What This Means for OpenAI
The demise of the Windsurf deal is an unusual stumble for OpenAI, which has otherwise thrived in AI research, deployment, and partnerships.
The company has released several successful commercial products, such as:
- ChatGPT Enterprise
- A wide range of developer APIs
However, in its quest to dominate AI-assisted software development, OpenAI now faces a reinvigorated rival.
Perhaps more importantly, Windsurf’s refusal to integrate into OpenAI’s ecosystem may reflect growing tensions in the AI community — especially around:
- The purpose of research
- Transparency in commercialization
- Safe deployment of frontier models
OpenAI has been facing internal discord, including:
- Public resignations
- Complaints from former employees about the speed and transparency of safety protocols
“The Windsurf news doesn’t make OpenAI suddenly irrelevant,” said James Lee, a venture capitalist at Aptos AI Capital.
“But it does demonstrate how top researchers are increasingly considering their options — and that Google is back in a big way.”
The Broader AI Talent Chessboard
This development is just the latest sign of an intensely competitive race for AI talent among global tech giants. Companies such as:
- Microsoft
- Meta
- Amazon
- A host of AI startups
…are all competing to define the next generation of AI platforms.
Researchers with expertise in:
- LLM alignment
- Model compression
- Human-AI interaction
…are in historically high demand.
Startups like Windsurf, often founded with open-source ideals and agility, frequently find themselves drawn to corporate ecosystems offering:
- Unmatched compute power
- Massive infrastructure
- Salaries too large to ignore
Still, not every acquisition ends in success. The Windsurf breakup serves as a reminder that human decisions — about values, vision, and culture — still matter, even in an industry driven by algorithms.
What’s Next?
Windsurf’s remaining team members face an uncertain future.
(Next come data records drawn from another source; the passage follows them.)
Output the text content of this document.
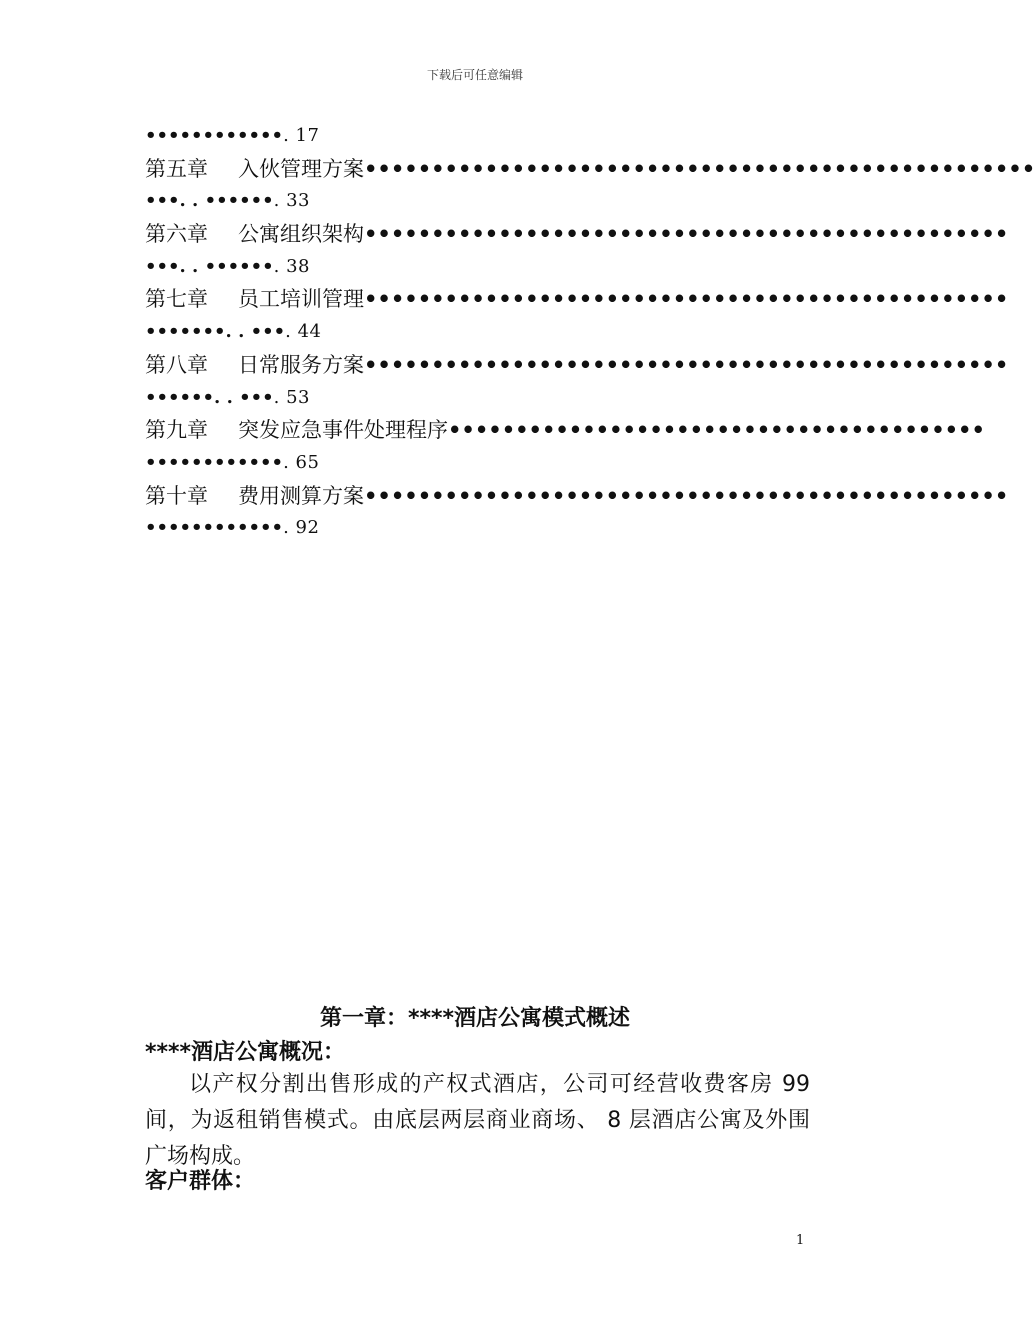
下载后可任意编辑
••••••••••••. 17
第五章 入伙管理方案••••••••••••••••••••••••••••••••••••••••••••••••••
•••. . ••••••. 33
第六章 公寓组织架构••••••••••••••••••••••••••••••••••••••••••••••••
•••. . ••••••. 38
第七章 员工培训管理••••••••••••••••••••••••••••••••••••••••••••••••
•••••••. . •••. 44
第八章 日常服务方案••••••••••••••••••••••••••••••••••••••••••••••••
••••••. . •••. 53
第九章 突发应急事件处理程序••••••••••••••••••••••••••••••••••••••••
••••••••••••. 65
第十章 费用测算方案••••••••••••••••••••••••••••••••••••••••••••••••
••••••••••••. 92
第一章：****酒店公寓模式概述
****酒店公寓概况：
以产权分割出售形成的产权式酒店，公司可经营收费客房 99 间，为返租销售模式。由底层两层商业商场、 8 层酒店公寓及外围广场构成。
客户群体：
1
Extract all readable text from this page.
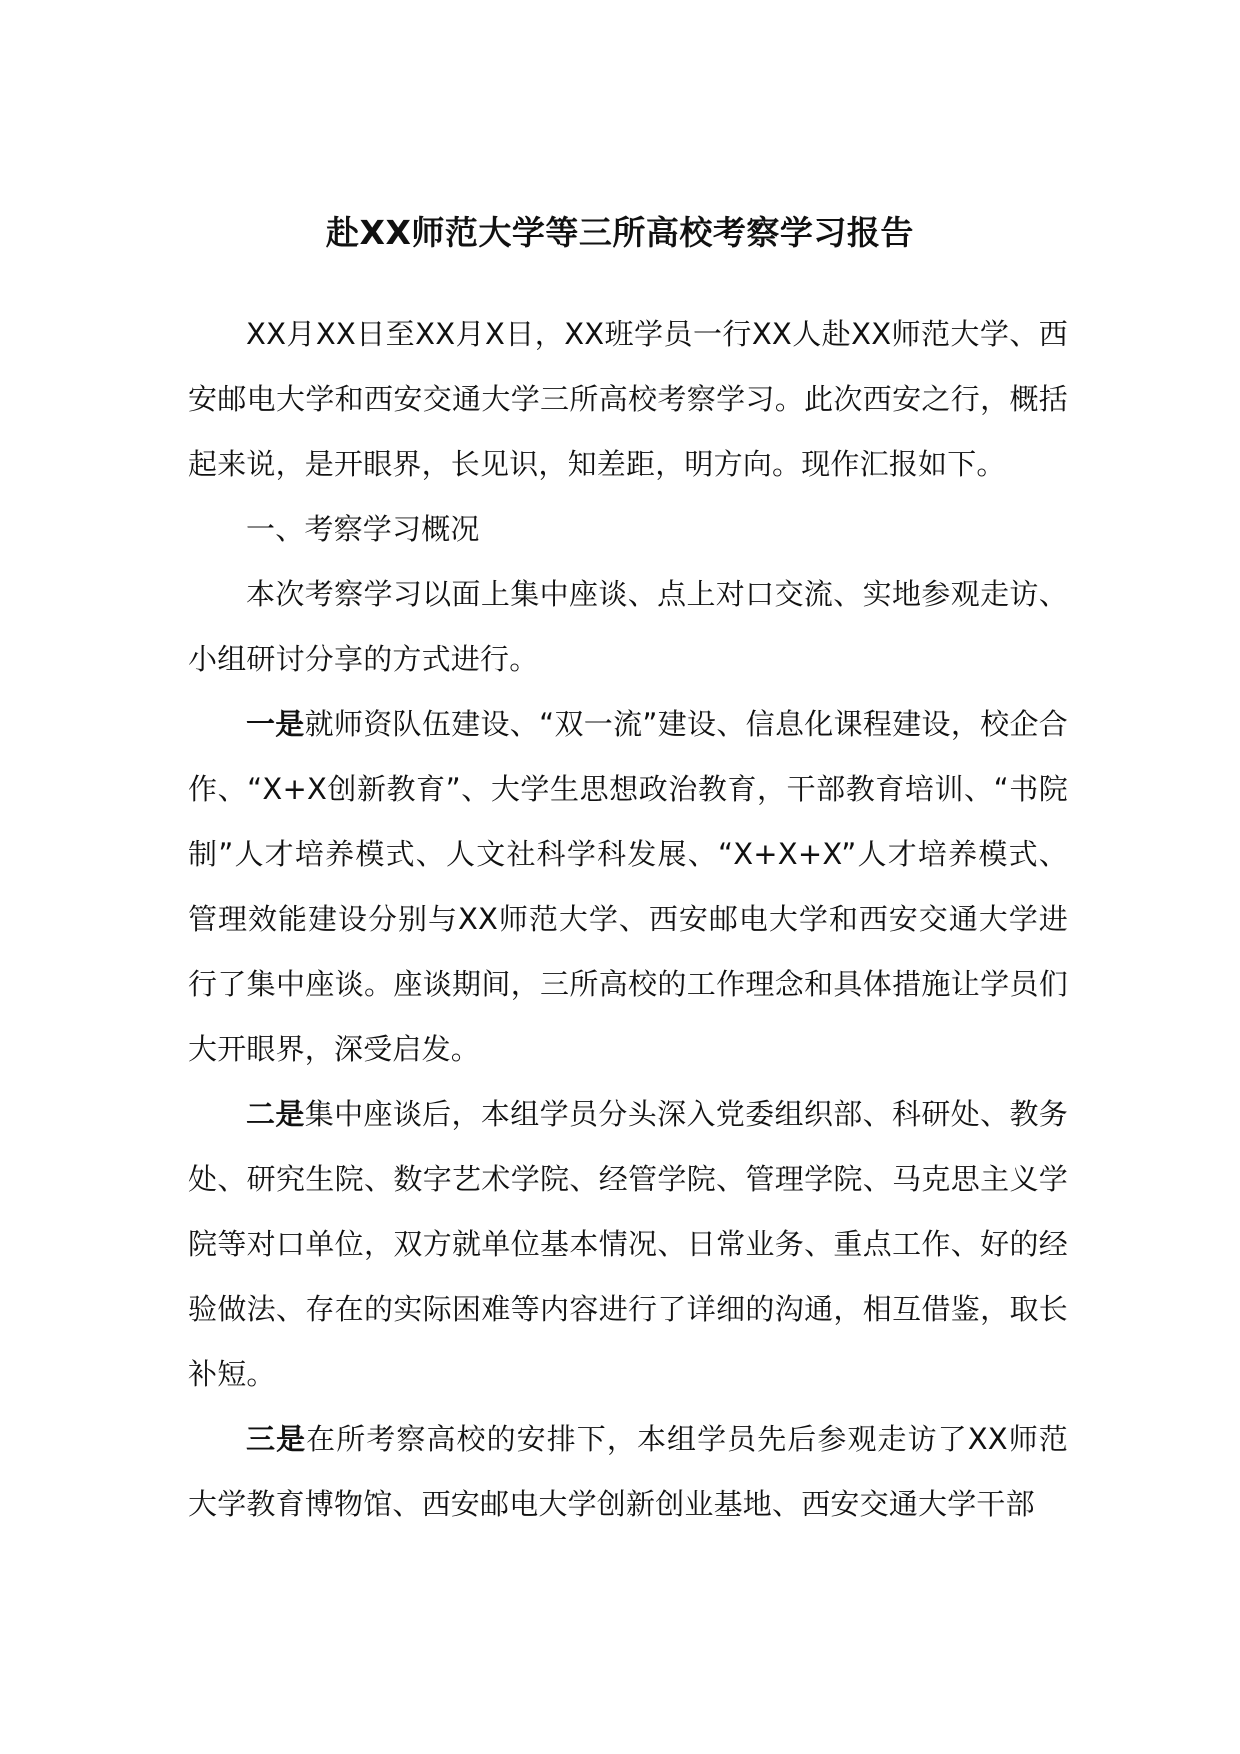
赴XX师范大学等三所高校考察学习报告

XX月XX日至XX月X日，XX班学员一行XX人赴XX师范大学、西安邮电大学和西安交通大学三所高校考察学习。此次西安之行，概括起来说，是开眼界，长见识，知差距，明方向。现作汇报如下。

一、考察学习概况

本次考察学习以面上集中座谈、点上对口交流、实地参观走访、小组研讨分享的方式进行。

一是就师资队伍建设、“双一流”建设、信息化课程建设，校企合作、“X+X创新教育”、大学生思想政治教育，干部教育培训、“书院制”人才培养模式、人文社科学科发展、“X+X+X”人才培养模式、管理效能建设分别与XX师范大学、西安邮电大学和西安交通大学进行了集中座谈。座谈期间，三所高校的工作理念和具体措施让学员们大开眼界，深受启发。

二是集中座谈后，本组学员分头深入党委组织部、科研处、教务处、研究生院、数字艺术学院、经管学院、管理学院、马克思主义学院等对口单位，双方就单位基本情况、日常业务、重点工作、好的经验做法、存在的实际困难等内容进行了详细的沟通，相互借鉴，取长补短。

三是在所考察高校的安排下，本组学员先后参观走访了XX师范大学教育博物馆、西安邮电大学创新创业基地、西安交通大学干部
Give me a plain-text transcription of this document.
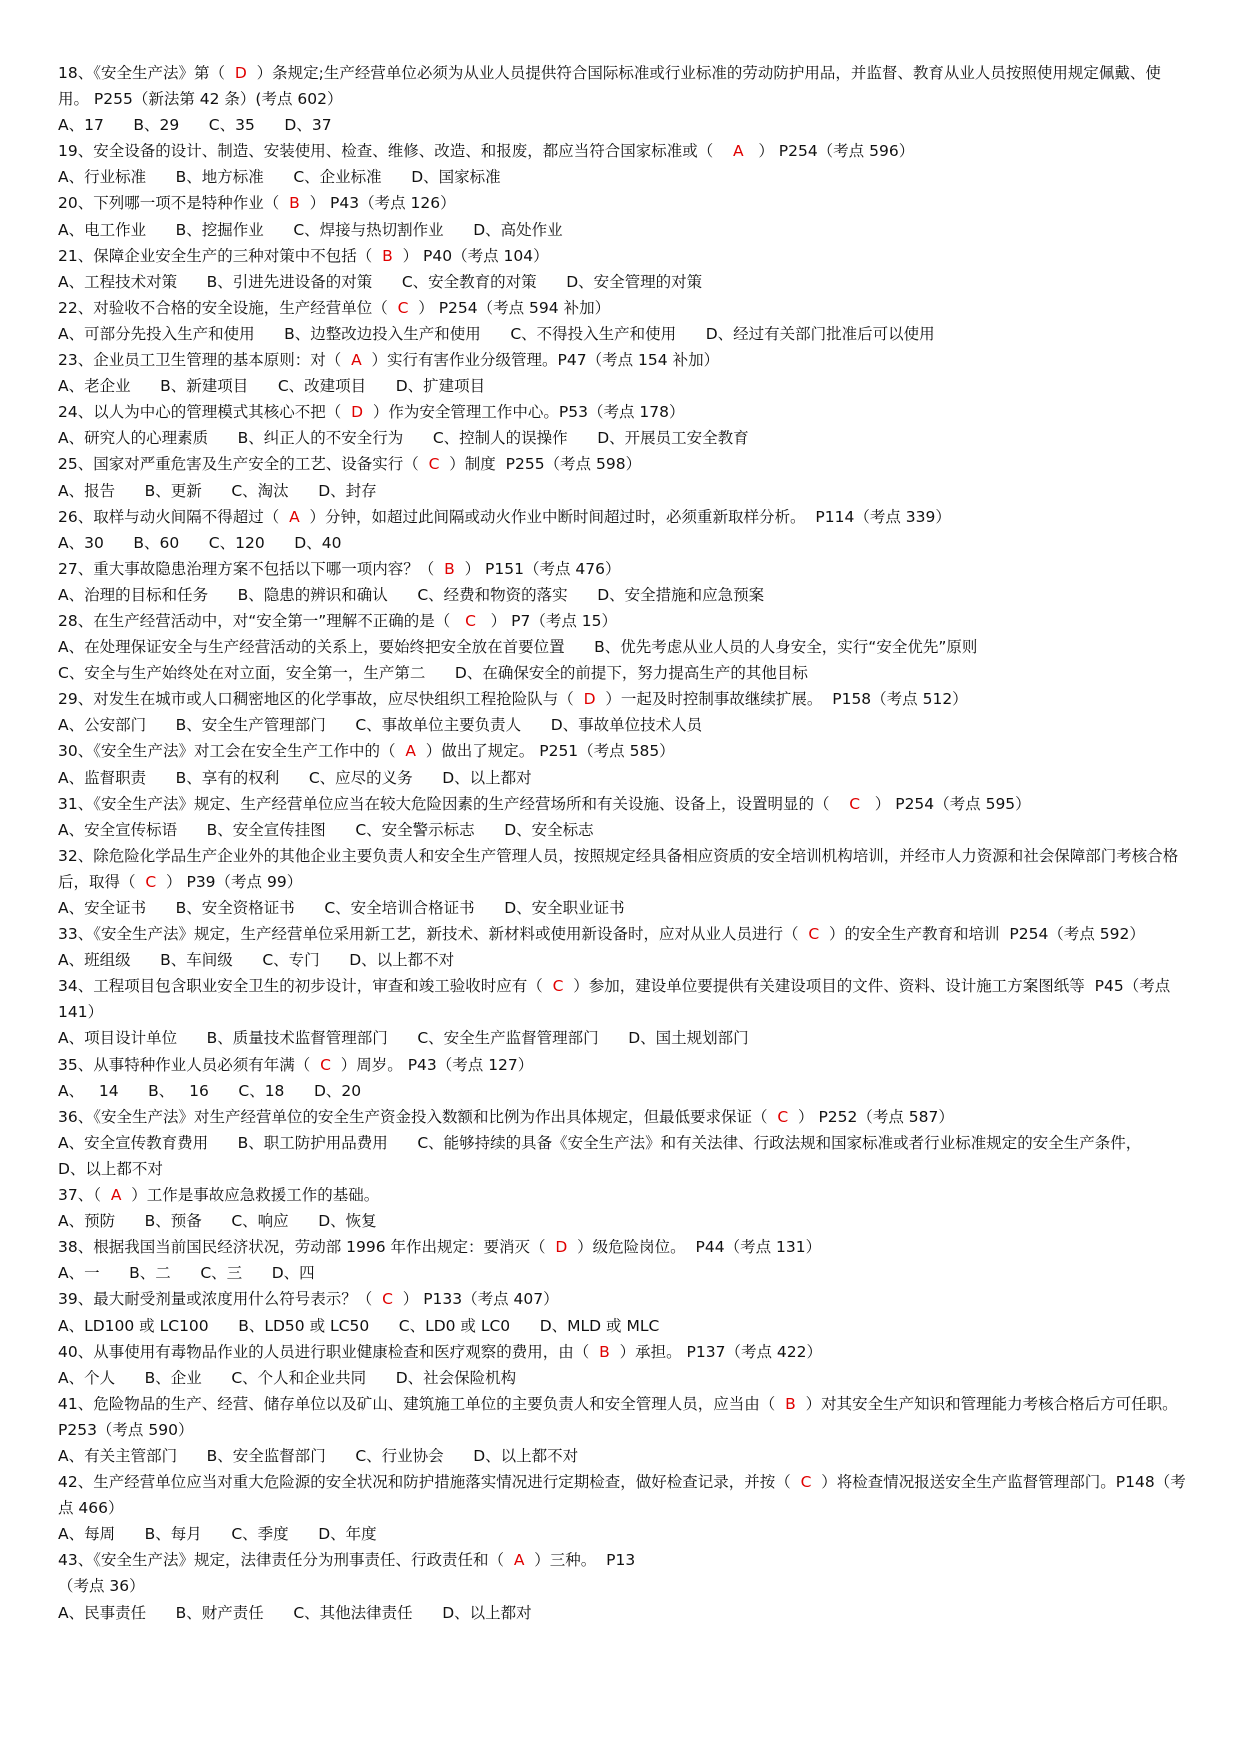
18、《安全生产法》第（  D  ）条规定;生产经营单位必须为从业人员提供符合国际标准或行业标准的劳动防护用品，并监督、教育从业人员按照使用规定佩戴、使用。 P255（新法第 42 条）(考点 602）
A、17      B、29      C、35      D、37
19、安全设备的设计、制造、安装使用、检查、维修、改造、和报废，都应当符合国家标准或（    A   ） P254（考点 596）
A、行业标准      B、地方标准      C、企业标准      D、国家标准
20、下列哪一项不是特种作业（  B  ） P43（考点 126）
A、电工作业      B、挖掘作业      C、焊接与热切割作业      D、高处作业
21、保障企业安全生产的三种对策中不包括（  B  ） P40（考点 104）
A、工程技术对策      B、引进先进设备的对策      C、安全教育的对策      D、安全管理的对策
22、对验收不合格的安全设施，生产经营单位（  C  ） P254（考点 594 补加）
A、可部分先投入生产和使用      B、边整改边投入生产和使用      C、不得投入生产和使用      D、经过有关部门批准后可以使用
23、企业员工卫生管理的基本原则：对（  A  ）实行有害作业分级管理。P47（考点 154 补加）
A、老企业      B、新建项目      C、改建项目      D、扩建项目
24、以人为中心的管理模式其核心不把（  D  ）作为安全管理工作中心。P53（考点 178）
A、研究人的心理素质      B、纠正人的不安全行为      C、控制人的误操作      D、开展员工安全教育
25、国家对严重危害及生产安全的工艺、设备实行（  C  ）制度  P255（考点 598）
A、报告      B、更新      C、淘汰      D、封存
26、取样与动火间隔不得超过（  A  ）分钟，如超过此间隔或动火作业中断时间超过时，必须重新取样分析。  P114（考点 339）
A、30      B、60      C、120      D、40
27、重大事故隐患治理方案不包括以下哪一项内容？（  B  ） P151（考点 476）
A、治理的目标和任务      B、隐患的辨识和确认      C、经费和物资的落实      D、安全措施和应急预案
28、在生产经营活动中，对“安全第一”理解不正确的是（   C   ） P7（考点 15）
A、在处理保证安全与生产经营活动的关系上，要始终把安全放在首要位置      B、优先考虑从业人员的人身安全，实行“安全优先”原则
C、安全与生产始终处在对立面，安全第一，生产第二      D、在确保安全的前提下，努力提高生产的其他目标
29、对发生在城市或人口稠密地区的化学事故，应尽快组织工程抢险队与（  D  ）一起及时控制事故继续扩展。  P158（考点 512）
A、公安部门      B、安全生产管理部门      C、事故单位主要负责人      D、事故单位技术人员
30、《安全生产法》对工会在安全生产工作中的（  A  ）做出了规定。 P251（考点 585）
A、监督职责      B、享有的权利      C、应尽的义务      D、以上都对
31、《安全生产法》规定、生产经营单位应当在较大危险因素的生产经营场所和有关设施、设备上，设置明显的（    C   ） P254（考点 595）
A、安全宣传标语      B、安全宣传挂图      C、安全警示标志      D、安全标志
32、除危险化学品生产企业外的其他企业主要负责人和安全生产管理人员，按照规定经具备相应资质的安全培训机构培训，并经市人力资源和社会保障部门考核合格后，取得（  C  ） P39（考点 99）
A、安全证书      B、安全资格证书      C、安全培训合格证书      D、安全职业证书
33、《安全生产法》规定，生产经营单位采用新工艺，新技术、新材料或使用新设备时，应对从业人员进行（  C  ）的安全生产教育和培训  P254（考点 592）
A、班组级      B、车间级      C、专门      D、以上都不对
34、工程项目包含职业安全卫生的初步设计，审查和竣工验收时应有（  C  ）参加，建设单位要提供有关建设项目的文件、资料、设计施工方案图纸等  P45（考点 141）
A、项目设计单位      B、质量技术监督管理部门      C、安全生产监督管理部门      D、国土规划部门
35、从事特种作业人员必须有年满（  C  ）周岁。 P43（考点 127）
A、   14      B、   16      C、18      D、20
36、《安全生产法》对生产经营单位的安全生产资金投入数额和比例为作出具体规定，但最低要求保证（  C  ） P252（考点 587）
A、安全宣传教育费用      B、职工防护用品费用      C、能够持续的具备《安全生产法》和有关法律、行政法规和国家标准或者行业标准规定的安全生产条件，      D、以上都不对
37、（  A  ）工作是事故应急救援工作的基础。
A、预防      B、预备      C、响应      D、恢复
38、根据我国当前国民经济状况，劳动部 1996 年作出规定：要消灭（  D  ）级危险岗位。  P44（考点 131）
A、一      B、二      C、三      D、四
39、最大耐受剂量或浓度用什么符号表示？（  C  ） P133（考点 407）
A、LD100 或 LC100      B、LD50 或 LC50      C、LD0 或 LC0      D、MLD 或 MLC
40、从事使用有毒物品作业的人员进行职业健康检查和医疗观察的费用，由（  B  ）承担。 P137（考点 422）
A、个人      B、企业      C、个人和企业共同      D、社会保险机构
41、危险物品的生产、经营、储存单位以及矿山、建筑施工单位的主要负责人和安全管理人员，应当由（  B  ）对其安全生产知识和管理能力考核合格后方可任职。 P253（考点 590）
A、有关主管部门      B、安全监督部门      C、行业协会      D、以上都不对
42、生产经营单位应当对重大危险源的安全状况和防护措施落实情况进行定期检查，做好检查记录，并按（  C  ）将检查情况报送安全生产监督管理部门。P148（考点 466）
A、每周      B、每月      C、季度      D、年度
43、《安全生产法》规定，法律责任分为刑事责任、行政责任和（  A  ）三种。  P13
（考点 36）
A、民事责任      B、财产责任      C、其他法律责任      D、以上都对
The company has reportedly:
- Paused all external work
- Is evaluating options, including:
- Spinning out remaining IP
- Pivoting to a research consultancy model
Meanwhile, attention will shift to Google’s DeepMind division, as it begins to integrate the Windsurf researchers.
Upcoming Expectations:
- Analysts anticipate a major unveiling at Google’s developer conference.
- A Copilot rival may be announced as early as Q4 2025.
Final Takeaway
While this episode is unlikely to slow OpenAI’s broader momentum, it offers a critical insight into the state of the AI ecosystem:
The AI talent wars are heating up — and alliances can change overnight.